Posted: Tue Nov 22, 2016 19:04 Post subject: DHCP list avalible from web
Hey folks,
I did a security on my Workstation today, and on of the things it gave me back was the companies router address in the form of a DNS style address I didnt know what it was so i went to it and it brought me to the ip address for the company router.
The problem I have with this, is that From the main page, I can see a complete list of everyone one of the DHCP Clients currently connected, along with the internal IP and mac address of each pc.
this seems like a huge security concern to me... but is it a valid concern? How do I hide the DHCP list?
again.. this was WITHOUT logging into the router. Just on the public IP of the router. (info page of the router i beleive)
You can't hide the list, per se, but you can obscure the MAC addresses. Navigate to Administration > Management & check 'Info Site MAC Masking'. This will change all but the last 2 octets to 'xx:...' & still allow you to view active clients at a glance. _________________ NetGear XR500 - FW Version: DD-WRT v3.0-r55819 std (04/17/24)
Linux 6.1.86 #130 SMP Wed Apr 17 05:48:30 +07 2024 armv7l
Updated from: DD-WRT v3.0-55779 std (04/12/24) via GUI (FF), NO reset
Gateway: SmartDNS, DDNS (FreeDNS), IPv4 DHCP, Static leases, SFE Disabled, QoS Disabled
AP: 2.4GHz NG-Mixed 40MHz, 5GHz AC/N-Mixed 80MHz, WPA2 w/ AES, MAC filtering, Isolated Guest VAP on wlan1, Vanilla FW
Services: USB Storage, NAS, Samba
Storage: Samsung Portable SSD T7 Shield USB 3.2 2TB, /jffs, /opt, /data (ext4)

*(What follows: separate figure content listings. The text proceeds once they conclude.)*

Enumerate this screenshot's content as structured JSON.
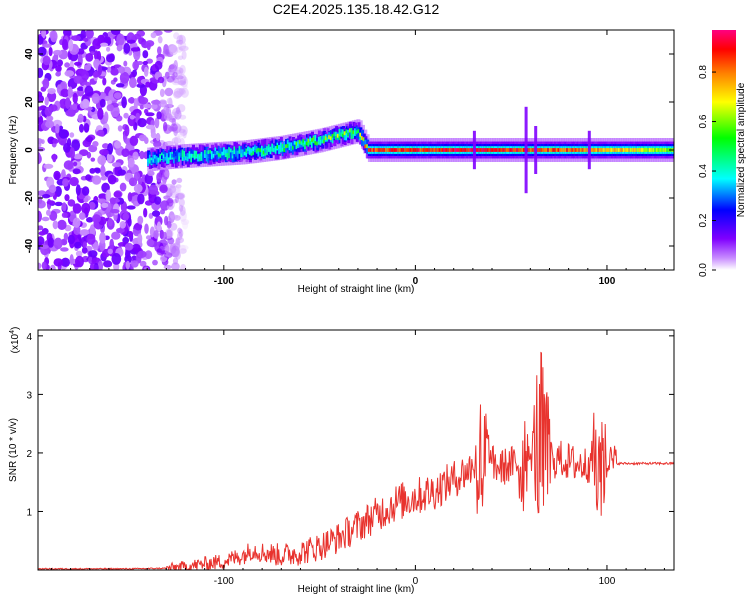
{
  "title": "C2E4.2025.135.18.42.G12",
  "chart_data": [
    {
      "type": "heatmap",
      "xlabel": "Height of straight line (km)",
      "ylabel": "Frequency (Hz)",
      "xlim": [
        -197,
        135
      ],
      "ylim": [
        -50,
        50
      ],
      "xticks": [
        -100,
        0,
        100
      ],
      "yticks": [
        -40,
        -20,
        0,
        20,
        40
      ],
      "colorbar": {
        "label": "Normalized spectral amplitude",
        "range": [
          0,
          0.97
        ],
        "ticks": [
          "0.0",
          "0.2",
          "0.4",
          "0.6",
          "0.8"
        ],
        "colors": [
          "#ffffff",
          "#c88cff",
          "#8000ff",
          "#0000ff",
          "#00ffff",
          "#00ff00",
          "#ffff00",
          "#ff8000",
          "#ff0000",
          "#ff0080"
        ]
      },
      "ridge": {
        "x": [
          -150,
          -130,
          -110,
          -90,
          -70,
          -50,
          -40,
          -30,
          -25,
          0,
          30,
          60,
          90,
          120,
          135
        ],
        "center_hz": [
          -5,
          -3,
          -2,
          -1,
          1,
          4,
          6,
          8,
          0,
          0,
          0,
          0,
          0,
          0,
          0
        ],
        "intensity": [
          0.3,
          0.35,
          0.4,
          0.45,
          0.5,
          0.55,
          0.6,
          0.55,
          0.9,
          0.92,
          0.95,
          0.9,
          0.85,
          0.7,
          0.6
        ]
      }
    },
    {
      "type": "line",
      "xlabel": "Height of straight line (km)",
      "ylabel": "SNR (10 * v/v)",
      "yscale_label": "(x10",
      "yscale_exp": "4",
      "xlim": [
        -197,
        135
      ],
      "ylim": [
        0,
        4.1
      ],
      "xticks": [
        -100,
        0,
        100
      ],
      "yticks": [
        1,
        2,
        3,
        4
      ],
      "color": "#e8332e",
      "series": [
        {
          "x": [
            -197,
            -150,
            -130,
            -120,
            -100,
            -90,
            -85,
            -80,
            -70,
            -60,
            -50,
            -40,
            -30,
            -20,
            -10,
            0,
            10,
            20,
            25,
            30,
            35,
            40,
            45,
            50,
            55,
            60,
            63,
            65,
            67,
            70,
            75,
            80,
            85,
            88,
            90,
            93,
            95,
            98,
            100,
            105,
            120,
            135
          ],
          "y": [
            0.02,
            0.02,
            0.03,
            0.06,
            0.15,
            0.25,
            0.35,
            0.3,
            0.25,
            0.3,
            0.4,
            0.55,
            0.75,
            0.95,
            1.15,
            1.25,
            1.35,
            1.55,
            1.65,
            1.75,
            1.8,
            1.8,
            1.75,
            1.8,
            1.85,
            1.9,
            2.2,
            2.1,
            1.9,
            1.85,
            1.9,
            1.85,
            1.8,
            1.8,
            1.8,
            1.85,
            1.9,
            1.85,
            1.85,
            1.82,
            1.82,
            1.82
          ]
        }
      ],
      "bursts": [
        {
          "x0": 30,
          "x1": 40,
          "amp": 1.35
        },
        {
          "x0": 52,
          "x1": 60,
          "amp": 0.9
        },
        {
          "x0": 60,
          "x1": 72,
          "amp": 1.8
        },
        {
          "x0": 91,
          "x1": 101,
          "amp": 1.4
        }
      ]
    }
  ]
}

Never occurred to me, as I've never enabled remote admin... which I do see as a potential security risk. Still, obscuring MAC addresses is definitely s step in the right direction if you do so. And using https.
Any other opinions from the gallery? _________________ NetGear XR500 - FW Version: DD-WRT v3.0-r55819 std (04/17/24)

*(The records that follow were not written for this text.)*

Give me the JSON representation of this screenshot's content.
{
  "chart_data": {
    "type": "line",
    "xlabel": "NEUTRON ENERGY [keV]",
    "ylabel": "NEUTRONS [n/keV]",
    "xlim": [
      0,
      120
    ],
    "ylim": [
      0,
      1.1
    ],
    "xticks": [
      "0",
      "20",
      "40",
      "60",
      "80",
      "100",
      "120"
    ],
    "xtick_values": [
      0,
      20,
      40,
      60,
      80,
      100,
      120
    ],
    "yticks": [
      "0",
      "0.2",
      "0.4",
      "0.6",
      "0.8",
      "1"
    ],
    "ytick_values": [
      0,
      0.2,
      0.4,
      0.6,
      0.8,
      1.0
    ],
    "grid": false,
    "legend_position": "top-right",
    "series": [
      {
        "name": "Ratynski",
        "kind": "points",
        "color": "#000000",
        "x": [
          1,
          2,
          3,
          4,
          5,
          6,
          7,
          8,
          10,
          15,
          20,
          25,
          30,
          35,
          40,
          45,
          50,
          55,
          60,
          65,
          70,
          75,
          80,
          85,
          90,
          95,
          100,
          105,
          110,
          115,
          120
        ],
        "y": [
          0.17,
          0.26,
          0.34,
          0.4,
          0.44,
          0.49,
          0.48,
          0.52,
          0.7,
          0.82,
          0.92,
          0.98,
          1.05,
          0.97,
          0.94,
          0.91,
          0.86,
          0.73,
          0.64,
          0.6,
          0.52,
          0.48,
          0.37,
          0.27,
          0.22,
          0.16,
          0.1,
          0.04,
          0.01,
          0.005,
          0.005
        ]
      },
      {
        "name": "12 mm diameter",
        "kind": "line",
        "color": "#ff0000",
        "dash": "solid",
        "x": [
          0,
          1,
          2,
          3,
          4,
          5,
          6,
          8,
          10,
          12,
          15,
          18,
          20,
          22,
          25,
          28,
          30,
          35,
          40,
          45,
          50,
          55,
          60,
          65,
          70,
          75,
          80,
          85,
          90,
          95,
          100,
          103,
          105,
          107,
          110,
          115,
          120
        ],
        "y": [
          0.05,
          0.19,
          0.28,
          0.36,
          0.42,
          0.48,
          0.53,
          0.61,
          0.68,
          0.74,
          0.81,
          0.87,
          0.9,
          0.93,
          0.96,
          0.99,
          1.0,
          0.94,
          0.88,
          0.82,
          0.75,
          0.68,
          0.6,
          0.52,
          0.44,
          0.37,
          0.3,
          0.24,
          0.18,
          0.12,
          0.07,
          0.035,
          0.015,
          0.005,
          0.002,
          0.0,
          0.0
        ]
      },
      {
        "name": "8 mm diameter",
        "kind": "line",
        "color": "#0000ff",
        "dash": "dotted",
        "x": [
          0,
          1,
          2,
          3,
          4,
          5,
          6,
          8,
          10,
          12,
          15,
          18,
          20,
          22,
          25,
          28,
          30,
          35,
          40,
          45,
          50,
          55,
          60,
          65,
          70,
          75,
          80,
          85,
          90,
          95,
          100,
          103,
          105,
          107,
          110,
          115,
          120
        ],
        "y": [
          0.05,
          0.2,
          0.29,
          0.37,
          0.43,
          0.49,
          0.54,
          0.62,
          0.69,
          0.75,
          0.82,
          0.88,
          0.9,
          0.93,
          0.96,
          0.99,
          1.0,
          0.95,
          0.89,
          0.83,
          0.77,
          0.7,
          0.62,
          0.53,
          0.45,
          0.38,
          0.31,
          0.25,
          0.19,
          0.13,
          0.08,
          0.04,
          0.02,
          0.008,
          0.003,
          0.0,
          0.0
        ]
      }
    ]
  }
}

Linux 6.1.86 #130 SMP Wed Apr 17 05:48:30 +07 2024 armv7l
Updated from: DD-WRT v3.0-55779 std (04/12/24) via GUI (FF), NO reset
Gateway: SmartDNS, DDNS (FreeDNS), IPv4 DHCP, Static leases, SFE Disabled, QoS Disabled
AP: 2.4GHz NG-Mixed 40MHz, 5GHz AC/N-Mixed 80MHz, WPA2 w/ AES, MAC filtering, Isolated Guest VAP on wlan1, Vanilla FW
Services: USB Storage, NAS, Samba
Storage: Samsung Portable SSD T7 Shield USB 3.2 2TB, /jffs, /opt, /data (ext4)
Just to reiterate... this is not a security concern? correct?
MAC addresses are only valid when on the same subnet. So unless you change to a different subnet the MAC address does not make a difference.
The one thing that you should know/remember is that wireless devices will broadcast their MAC address (this is how they know how to communicate to each other). The first 6 hex numbers (little x's below) are the manufacturer id and the last 6 (capital Y's below) are the unique device id assigned from manufacturer.
xx:xx:xx:YY:YY:YY
Since a MAC address is intended to be unique, there is more privacy concerns than security. For example, if you posted online the full MAC address, and then someone at a coffee shop saw the same MAC address, they could indirectly identify you.
But I agree with d00zah.
Just trying to educate you, so you can make the right choice for you.